Сильвия кивнула, и малыш, подойдя к окну, поднял Медальон, чтобы полюбоваться им на фоне темного неба, густая синева которого так и искрилась от звезд. А через мгновение Бруно в восторге подбежал к сестре.
— Сильвия! Ты только посмотри! — воскликнул он. — Если поднести его к окну, через него видно небо. И он ни капельки не красный: знаешь, он такой сказочно-синий! И слова на нем совсем другие! Погляди сама!
Сильвия тоже была заметно взволнована, и дети вдвоем с жадным любопытством поднесли Медальон к свету и хором прочли проступившие на нем слова: «ВСЕ БУДУТ ЛЮБИТЬ СИЛЬВИЮ».
— Да это совсем другой Медальон! — воскликнул Бруно. — Неужели ты не помнишь? Совсем не тот, который ты выбрала!
Сильвия растерянно взяла Медальон и опять поднесла его к свету.
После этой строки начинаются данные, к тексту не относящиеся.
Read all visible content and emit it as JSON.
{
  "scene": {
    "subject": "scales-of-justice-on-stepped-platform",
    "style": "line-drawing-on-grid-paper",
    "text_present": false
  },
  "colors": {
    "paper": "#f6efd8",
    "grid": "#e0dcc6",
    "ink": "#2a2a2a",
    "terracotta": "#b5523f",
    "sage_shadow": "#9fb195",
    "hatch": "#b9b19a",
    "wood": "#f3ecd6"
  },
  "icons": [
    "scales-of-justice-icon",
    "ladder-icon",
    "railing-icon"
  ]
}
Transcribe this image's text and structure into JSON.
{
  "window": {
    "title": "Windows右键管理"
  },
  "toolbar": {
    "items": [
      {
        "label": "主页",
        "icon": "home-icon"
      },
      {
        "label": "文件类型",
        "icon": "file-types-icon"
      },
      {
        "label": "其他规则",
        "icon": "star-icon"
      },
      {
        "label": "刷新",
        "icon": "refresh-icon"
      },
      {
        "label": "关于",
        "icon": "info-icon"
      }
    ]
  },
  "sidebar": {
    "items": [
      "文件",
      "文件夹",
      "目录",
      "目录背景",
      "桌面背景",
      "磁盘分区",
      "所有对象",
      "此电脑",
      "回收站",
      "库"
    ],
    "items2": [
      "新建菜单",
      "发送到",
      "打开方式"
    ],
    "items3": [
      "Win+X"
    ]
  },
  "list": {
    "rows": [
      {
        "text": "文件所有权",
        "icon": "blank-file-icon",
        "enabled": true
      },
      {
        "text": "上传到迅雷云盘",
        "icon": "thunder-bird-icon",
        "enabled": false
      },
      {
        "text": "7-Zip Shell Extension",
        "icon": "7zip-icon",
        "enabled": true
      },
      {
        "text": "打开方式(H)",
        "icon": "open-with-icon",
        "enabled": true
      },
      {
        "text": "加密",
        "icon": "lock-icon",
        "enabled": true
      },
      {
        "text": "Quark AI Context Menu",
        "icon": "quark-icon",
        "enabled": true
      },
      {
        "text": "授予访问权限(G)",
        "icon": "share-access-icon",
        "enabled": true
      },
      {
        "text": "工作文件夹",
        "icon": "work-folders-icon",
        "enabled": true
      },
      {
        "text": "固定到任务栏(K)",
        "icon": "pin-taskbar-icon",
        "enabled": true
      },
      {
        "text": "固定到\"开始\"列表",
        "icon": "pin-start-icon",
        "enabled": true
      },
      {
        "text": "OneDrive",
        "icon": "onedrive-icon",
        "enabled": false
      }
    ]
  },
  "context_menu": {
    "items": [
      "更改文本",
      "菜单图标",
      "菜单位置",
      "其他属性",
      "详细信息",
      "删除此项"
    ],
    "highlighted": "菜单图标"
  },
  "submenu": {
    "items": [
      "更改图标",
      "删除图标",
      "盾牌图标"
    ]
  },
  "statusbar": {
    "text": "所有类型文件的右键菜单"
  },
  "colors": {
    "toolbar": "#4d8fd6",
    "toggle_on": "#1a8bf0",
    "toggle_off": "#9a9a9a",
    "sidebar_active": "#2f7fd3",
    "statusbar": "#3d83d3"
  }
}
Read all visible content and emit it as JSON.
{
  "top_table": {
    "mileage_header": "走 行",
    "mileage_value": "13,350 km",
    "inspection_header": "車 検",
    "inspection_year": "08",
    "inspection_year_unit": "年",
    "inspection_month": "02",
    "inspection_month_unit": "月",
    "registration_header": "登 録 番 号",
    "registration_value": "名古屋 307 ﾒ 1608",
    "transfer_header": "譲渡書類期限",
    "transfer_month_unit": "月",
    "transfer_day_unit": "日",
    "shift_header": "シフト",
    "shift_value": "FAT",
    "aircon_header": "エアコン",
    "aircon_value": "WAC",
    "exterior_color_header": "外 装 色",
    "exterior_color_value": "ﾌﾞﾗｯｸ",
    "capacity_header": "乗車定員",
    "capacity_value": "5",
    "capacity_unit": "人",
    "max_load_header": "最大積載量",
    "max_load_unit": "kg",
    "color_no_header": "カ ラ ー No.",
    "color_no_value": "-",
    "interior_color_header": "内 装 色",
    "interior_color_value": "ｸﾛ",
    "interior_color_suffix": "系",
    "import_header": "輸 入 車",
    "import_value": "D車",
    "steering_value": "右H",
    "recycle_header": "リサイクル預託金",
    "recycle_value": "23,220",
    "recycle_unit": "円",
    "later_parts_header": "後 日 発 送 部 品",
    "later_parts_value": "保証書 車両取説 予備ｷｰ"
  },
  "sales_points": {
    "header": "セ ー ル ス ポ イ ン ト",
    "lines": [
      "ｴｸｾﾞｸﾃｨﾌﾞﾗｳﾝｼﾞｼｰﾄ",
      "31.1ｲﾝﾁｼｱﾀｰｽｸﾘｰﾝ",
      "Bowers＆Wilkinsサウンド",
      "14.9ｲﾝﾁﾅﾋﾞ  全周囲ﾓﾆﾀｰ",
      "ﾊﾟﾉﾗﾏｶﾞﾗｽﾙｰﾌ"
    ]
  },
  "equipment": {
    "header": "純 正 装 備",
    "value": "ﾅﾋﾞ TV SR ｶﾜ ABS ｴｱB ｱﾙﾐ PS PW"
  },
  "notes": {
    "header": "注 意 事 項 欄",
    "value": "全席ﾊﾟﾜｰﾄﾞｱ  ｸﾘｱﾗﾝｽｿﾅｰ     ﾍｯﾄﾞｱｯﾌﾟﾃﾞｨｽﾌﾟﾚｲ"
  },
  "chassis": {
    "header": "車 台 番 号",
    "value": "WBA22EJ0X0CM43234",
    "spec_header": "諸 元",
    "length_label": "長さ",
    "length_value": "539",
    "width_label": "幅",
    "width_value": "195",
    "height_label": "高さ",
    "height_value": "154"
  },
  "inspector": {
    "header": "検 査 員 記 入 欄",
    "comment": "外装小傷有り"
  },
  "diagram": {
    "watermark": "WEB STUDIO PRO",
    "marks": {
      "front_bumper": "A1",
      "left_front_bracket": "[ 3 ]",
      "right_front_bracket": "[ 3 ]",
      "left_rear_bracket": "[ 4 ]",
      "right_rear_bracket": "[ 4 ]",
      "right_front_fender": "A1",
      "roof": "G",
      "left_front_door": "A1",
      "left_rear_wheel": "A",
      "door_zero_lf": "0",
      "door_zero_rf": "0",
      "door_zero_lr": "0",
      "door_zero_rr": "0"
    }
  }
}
— Верно, он синий с одной стороны, — проговорила она, — а с другой — красный! Папа, а я-то думала, что их два! — воскликнула она, опять протягивая ему Медальон. — А это, оказывается, один и тот же!
— Значит, ты выбрала свою сторону, вот и все, — задумчиво заметил Бруно. — Папа, а Сильвия могла выбрать свою сторону, а?
— Да, дитя мое, — обратился мужчина к Сильвии, не обратив внимания на вопрос малыша, — это был тот самый Медальон, но — ты сделала правильный выбор. — Сказав это, он опять надел Медальон на шею девочке.
— «СИЛЬВИЯ БУДЕТ ЛЮБИТЬ ВСЕХ — ВСЕ БУДУТ ЛЮБИТЬ СИЛЬВИЮ», — пробормотал Бруно, привставая на цыпочки, чтобы поцеловать «маленькую красную звездочку». — Если ты посмотришь на нее, она будет огненно-алой, словно солнце, а если посмотришь сквозь нее, она покажется нежной и синей, как небо!
— Божье небо, — мечтательно уточнила Сильвия.
— Божье небо, — послушно повторил малыш. Они стояли рядом, взявшись за руки и глядя в лицо ночи. — Сильвия, скажи, пожалуйста, какая сила делает это небо таким ласково-синим?
Губки Сильвии шевельнулись, словно отвечая что-то, но звук ее голоса донесся откуда-то издалека… Видение почти исчезло, но мне показалось, что в самый последний миг уже не Сильвия, а ангел поглядел на него ее карими глазками, и голос ангела, а не Сильвии, прошептал:
«ЛЮБОВЬ».
Примечания
1
Кстати /между прочим/ (фр.)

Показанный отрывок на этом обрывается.